Et elle la détesta, d’instinct. D’abord, elle se soulagea par des allusions, Charles ne les comprit pas; ensuite, par des réflexions incidentes qu’il laissait passer de peur de l’orage; enfin, par des apostrophes à brûle-pourpoint auxquelles il ne savait que répondre.

– D’où vient qu’il retournait aux Bertaux, puisque M. Rouault était guéri et que ces gens-là n’avaient pas encore payé? Ah! c’est qu’il y avait là-bas une personne, quelqu’un qui savait causer, une brodeuse, un bel esprit. C’était là ce qu’il aimait: il lui fallait des demoiselles de ville! – Et elle reprenait:

– La fille au père Rouault, une demoiselle de ville! Allons donc! leur grand-père était berger, et ils ont un cousin qui a failli passer par les assises pour un mauvais coup, dans une dispute. Ce n’est pas la peine de faire tant de fla-fla, ni de se montrer le dimanche à l’église avec une robe de soie, comme une comtesse. Pauvre bonhomme, d’ailleurs, qui sans les colzas de l’an passé, eût été bien embarrassé de payer ses arrérages!

Par lassitude, Charles cessa de retourner aux Bertaux. Héloïse lui avait fait jurer qu’il n’irait plus, la main sur son livre de messe, après beaucoup de sanglots et de baisers, dans une grande explosion d’amour. Il obéit donc; mais la hardiesse de son désir protesta contre la servilité de sa conduite, et, par une sorte d’hypocrisie naïve, il estima que cette défense de la voir était pour lui comme un droit de l’aimer. Et puis la veuve était maigre; elle avait les dents longues; elle portait en toute saison un petit châle noir dont la pointe lui descendait entre les omoplates; sa taille dure était engainée dans des robes en façon de fourreau, trop courtes, qui découvraient ses chevilles, avec les rubans de ses souliers larges s’entrecroisant sur des bas gris.

La mère de Charles venait les voir de temps à autre; mais, au bout de quelques jours, la bru semblait l’aiguiser à son fil; et alors, comme deux couteaux, elles étaient à le scarifier par leurs réflexions et leurs observations. Il avait tort de tant manger! Pourquoi toujours offrir la goutte au premier venu? Quel entêtement que de ne pas vouloir porter de flanelle!
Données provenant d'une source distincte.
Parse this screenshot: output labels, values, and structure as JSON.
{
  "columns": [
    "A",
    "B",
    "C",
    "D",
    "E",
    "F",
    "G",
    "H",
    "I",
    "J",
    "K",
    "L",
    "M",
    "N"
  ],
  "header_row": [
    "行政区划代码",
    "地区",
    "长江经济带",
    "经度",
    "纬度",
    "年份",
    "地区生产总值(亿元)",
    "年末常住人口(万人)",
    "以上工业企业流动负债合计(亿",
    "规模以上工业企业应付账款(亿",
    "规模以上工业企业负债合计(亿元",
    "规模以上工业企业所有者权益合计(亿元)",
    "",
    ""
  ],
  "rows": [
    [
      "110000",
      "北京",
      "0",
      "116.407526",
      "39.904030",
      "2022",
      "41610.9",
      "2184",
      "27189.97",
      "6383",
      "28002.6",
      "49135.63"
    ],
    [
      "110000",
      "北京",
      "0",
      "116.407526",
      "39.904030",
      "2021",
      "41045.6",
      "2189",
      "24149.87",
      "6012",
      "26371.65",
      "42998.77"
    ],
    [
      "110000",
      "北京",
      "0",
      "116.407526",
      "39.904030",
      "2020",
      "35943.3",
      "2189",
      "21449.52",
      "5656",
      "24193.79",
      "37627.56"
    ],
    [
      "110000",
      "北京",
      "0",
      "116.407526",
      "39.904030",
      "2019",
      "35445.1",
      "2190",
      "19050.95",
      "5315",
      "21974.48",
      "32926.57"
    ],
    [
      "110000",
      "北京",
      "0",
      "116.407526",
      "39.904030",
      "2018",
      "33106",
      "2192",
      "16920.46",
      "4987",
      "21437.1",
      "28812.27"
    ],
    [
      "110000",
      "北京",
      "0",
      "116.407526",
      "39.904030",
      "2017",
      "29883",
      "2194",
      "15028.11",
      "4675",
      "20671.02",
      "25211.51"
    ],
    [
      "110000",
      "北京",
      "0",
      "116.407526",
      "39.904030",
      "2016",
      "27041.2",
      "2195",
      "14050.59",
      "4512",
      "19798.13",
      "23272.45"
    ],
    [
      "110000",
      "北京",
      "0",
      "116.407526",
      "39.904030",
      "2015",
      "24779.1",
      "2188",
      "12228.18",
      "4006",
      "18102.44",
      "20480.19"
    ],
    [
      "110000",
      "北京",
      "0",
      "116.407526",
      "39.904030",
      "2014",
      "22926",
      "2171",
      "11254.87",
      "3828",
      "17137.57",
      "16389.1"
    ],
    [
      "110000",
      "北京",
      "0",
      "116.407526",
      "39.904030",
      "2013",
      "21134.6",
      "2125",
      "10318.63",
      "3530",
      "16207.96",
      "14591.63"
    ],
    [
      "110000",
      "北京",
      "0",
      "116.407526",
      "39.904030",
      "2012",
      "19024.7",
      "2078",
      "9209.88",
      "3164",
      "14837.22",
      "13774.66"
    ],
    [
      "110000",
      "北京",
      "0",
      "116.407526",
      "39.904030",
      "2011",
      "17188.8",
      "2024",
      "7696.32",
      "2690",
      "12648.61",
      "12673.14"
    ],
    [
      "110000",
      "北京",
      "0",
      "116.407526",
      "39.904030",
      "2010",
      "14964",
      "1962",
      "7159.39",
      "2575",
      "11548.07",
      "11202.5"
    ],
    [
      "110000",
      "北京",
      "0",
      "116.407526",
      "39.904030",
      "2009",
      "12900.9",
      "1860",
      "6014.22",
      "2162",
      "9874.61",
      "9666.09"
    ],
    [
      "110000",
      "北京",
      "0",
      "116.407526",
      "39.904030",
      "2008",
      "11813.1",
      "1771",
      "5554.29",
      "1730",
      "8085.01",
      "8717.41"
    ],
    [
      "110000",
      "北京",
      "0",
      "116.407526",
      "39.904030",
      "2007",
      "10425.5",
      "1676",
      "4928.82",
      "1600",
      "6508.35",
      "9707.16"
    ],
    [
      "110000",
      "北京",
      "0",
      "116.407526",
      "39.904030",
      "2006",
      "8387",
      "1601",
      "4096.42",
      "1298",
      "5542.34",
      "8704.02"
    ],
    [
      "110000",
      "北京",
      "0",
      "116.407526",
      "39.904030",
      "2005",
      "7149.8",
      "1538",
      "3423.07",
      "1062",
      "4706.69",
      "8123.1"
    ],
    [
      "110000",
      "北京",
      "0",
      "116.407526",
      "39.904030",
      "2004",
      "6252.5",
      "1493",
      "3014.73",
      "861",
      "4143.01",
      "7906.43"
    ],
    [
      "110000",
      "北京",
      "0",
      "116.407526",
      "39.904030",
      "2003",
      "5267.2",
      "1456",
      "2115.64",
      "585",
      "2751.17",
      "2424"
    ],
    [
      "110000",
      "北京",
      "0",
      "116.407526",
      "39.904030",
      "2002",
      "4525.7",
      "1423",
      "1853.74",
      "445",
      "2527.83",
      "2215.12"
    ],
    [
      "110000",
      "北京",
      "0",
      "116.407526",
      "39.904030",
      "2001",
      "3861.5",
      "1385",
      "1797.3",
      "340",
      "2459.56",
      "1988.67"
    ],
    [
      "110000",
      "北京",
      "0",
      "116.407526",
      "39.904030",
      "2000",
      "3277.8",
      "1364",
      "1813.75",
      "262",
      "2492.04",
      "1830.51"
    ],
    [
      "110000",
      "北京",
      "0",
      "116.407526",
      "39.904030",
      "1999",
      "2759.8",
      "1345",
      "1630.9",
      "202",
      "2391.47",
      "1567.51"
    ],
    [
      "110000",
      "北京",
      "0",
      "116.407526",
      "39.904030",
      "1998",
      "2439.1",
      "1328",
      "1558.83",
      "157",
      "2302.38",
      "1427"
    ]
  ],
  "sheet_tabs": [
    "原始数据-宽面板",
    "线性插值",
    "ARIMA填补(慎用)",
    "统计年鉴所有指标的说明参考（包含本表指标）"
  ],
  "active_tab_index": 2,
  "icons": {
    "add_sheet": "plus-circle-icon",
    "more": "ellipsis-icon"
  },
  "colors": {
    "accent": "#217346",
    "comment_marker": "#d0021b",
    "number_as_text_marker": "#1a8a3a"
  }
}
Il arriva qu’au commencement du printemps, un notaire d’Ingouville, détenteur de fonds de la veuve Dubuc, s’embarqua, par une belle marée, emportant avec lui tout l’argent de son étude. Héloïse, il est vrai, possédait encore, outre une part de bateau évaluée six mille francs, sa maison de la rue Saint-François; et cependant, de toute cette fortune que l’on avait fait sonner si haut, rien, si ce n’est un peu de mobilier et quelques nippes, n’avait paru dans le ménage. Il fallut tirer la chose au clair. La maison de Dieppe se trouva vermoulue d’hypothèques jusque dans ses pilotis; ce qu’elle avait mis chez le notaire, Dieu seul le savait, et la part de barque n’excéda point mille écus. Elle avait donc menti, la bonne dame! Dans son exaspération, M. Bovary père, brisant une chaise contre les pavés, accusa sa femme d’avoir fait le malheur de leur fils en l’attelant à une haridelle semblable, dont les harnais ne valaient pas la peau. Ils vinrent à Tostes. On s’expliqua. Il y eut des scènes. Héloïse, en pleurs, se jetant dans les bras de son mari, le conjura de la défendre de ses parents. Charles voulut parler pour elle. Ceux-ci se fâchèrent, et ils partirent.